Entidades de classe, emitem seu documentos com base em Leis especificas devidamente regulamentadas. Tais entidades emitem seus documentos embasados em documentos de identidade oficial apresentados pelos profissionais. Não cabe a essas entidades a identificação civil dos profissionais. Elas emitem um documento oficial que designa que aquele profissional possui aquele atributo.
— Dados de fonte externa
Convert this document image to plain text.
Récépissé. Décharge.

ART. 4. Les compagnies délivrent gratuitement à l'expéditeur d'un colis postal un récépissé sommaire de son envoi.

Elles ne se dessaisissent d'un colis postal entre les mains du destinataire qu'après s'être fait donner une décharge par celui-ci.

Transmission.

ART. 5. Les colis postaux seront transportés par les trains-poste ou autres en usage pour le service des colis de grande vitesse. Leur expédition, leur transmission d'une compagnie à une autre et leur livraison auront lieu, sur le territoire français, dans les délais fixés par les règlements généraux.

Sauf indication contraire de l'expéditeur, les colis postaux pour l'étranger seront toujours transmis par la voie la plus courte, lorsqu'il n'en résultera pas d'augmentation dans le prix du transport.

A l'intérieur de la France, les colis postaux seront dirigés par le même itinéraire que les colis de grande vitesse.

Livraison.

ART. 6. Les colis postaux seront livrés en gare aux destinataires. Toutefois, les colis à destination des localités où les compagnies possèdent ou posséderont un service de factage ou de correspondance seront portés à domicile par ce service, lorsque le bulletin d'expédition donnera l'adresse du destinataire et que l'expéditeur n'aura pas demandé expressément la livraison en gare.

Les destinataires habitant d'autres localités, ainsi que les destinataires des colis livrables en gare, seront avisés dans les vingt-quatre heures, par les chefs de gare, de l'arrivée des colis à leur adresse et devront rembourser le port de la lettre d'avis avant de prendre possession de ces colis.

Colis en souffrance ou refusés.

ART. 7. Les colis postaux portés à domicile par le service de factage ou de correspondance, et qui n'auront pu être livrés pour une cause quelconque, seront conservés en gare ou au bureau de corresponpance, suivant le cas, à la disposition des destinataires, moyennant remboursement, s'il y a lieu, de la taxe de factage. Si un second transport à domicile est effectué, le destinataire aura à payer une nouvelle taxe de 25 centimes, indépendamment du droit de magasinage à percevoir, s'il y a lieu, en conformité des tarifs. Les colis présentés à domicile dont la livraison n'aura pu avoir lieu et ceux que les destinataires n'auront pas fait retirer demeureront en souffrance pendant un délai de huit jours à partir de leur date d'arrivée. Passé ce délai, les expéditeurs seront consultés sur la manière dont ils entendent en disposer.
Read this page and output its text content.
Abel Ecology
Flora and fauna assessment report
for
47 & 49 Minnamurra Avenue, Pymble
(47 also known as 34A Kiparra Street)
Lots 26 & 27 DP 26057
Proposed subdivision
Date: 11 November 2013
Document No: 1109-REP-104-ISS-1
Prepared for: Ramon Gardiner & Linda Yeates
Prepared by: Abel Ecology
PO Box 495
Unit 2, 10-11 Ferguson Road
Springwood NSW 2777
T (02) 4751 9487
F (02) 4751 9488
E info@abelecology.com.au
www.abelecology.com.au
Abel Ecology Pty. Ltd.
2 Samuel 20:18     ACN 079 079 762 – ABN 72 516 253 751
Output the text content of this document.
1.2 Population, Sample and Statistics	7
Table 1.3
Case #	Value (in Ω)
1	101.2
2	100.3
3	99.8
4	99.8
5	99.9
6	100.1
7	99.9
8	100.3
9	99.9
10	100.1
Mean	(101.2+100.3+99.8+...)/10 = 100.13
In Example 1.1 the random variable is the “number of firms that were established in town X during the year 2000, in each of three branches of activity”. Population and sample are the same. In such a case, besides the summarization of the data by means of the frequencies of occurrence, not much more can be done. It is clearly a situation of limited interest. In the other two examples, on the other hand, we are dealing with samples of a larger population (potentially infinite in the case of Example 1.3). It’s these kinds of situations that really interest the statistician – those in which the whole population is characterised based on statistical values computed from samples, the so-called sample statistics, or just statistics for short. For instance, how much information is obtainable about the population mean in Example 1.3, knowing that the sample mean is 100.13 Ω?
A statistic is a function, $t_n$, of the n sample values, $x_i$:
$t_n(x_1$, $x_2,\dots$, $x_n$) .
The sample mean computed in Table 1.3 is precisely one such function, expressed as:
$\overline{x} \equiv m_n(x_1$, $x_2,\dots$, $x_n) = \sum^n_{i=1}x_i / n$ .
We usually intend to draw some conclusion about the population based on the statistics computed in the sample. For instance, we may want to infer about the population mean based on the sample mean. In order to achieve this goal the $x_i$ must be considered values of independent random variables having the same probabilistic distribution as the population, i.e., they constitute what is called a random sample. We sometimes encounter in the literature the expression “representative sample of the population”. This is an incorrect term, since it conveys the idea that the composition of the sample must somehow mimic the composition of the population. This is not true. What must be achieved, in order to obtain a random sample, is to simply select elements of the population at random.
A identificação como pessoa já foi feita anteriormente por órgão oficial de identificação.
Portanto, Não é feita uma identificação biométrica. No máximo uma conferencia biométrica. Fica aí a dica, se for para ser simples…
CRYPTOID: E agora? Quais os próximos passos?
CR: Agora esse texto irá para o Senado Federal. Acredito que lá será o primeiro local para aperfeiçoamento de algumas questões. Depois à sanção do Presidente com ou sem vetos.
A partir daí, de uma forma ou de outra, com o nome e cenário que for, devemos dar as mãos e trabalhar para a implantação de um processo de identificação sério, moderno e seguro que possa garantir o mais básico e essencial dos direitos, a nossa identificação unívoca e inequívoca.
[toggles title=”Projeto de Lei 1775/2015″]A Comissão Especial da Câmara que discuti o Projeto de Lei 1775/2015 em que propõe a criação do Registro Civil Nacional – RCN e exclui a emenda 13 que revogava a Lei 9454/97 – Lei do RIC.
PLENÁRIO ( PLEN ) – 15:00 Sessão Deliberativa Extraordinária Votação em turno único.
Aprovado o Substitutivo apresentado pelo Relator da Comissão Especial, ressalvados os destaques.
Em consequência, ficam prejudicadas a proposição inicial e os Projetos de Lei apensados.
Aprovadas as Emendas de n°s 14, 15, 16 e 17, com favoráveis. Rejeitadas as Emendas 1 a 7 e 9 a 13, com pareceres contrários.
Retirada a Emenda n° 8. Votação do Parágrafo único do art. 4º do Substitutivo apresentado ao PL 1775/15, objeto do Destaque para votação em separado da Bancada do PROS – DTQ 9. Mantido o texto.
Votação da Redação Final.
Aprovada a Redação Final assinada pelo Relator, Dep. Julio Lopes (PP-RJ).
A Matéria vai ao Senado Federal. (PL 1.775-B/2015).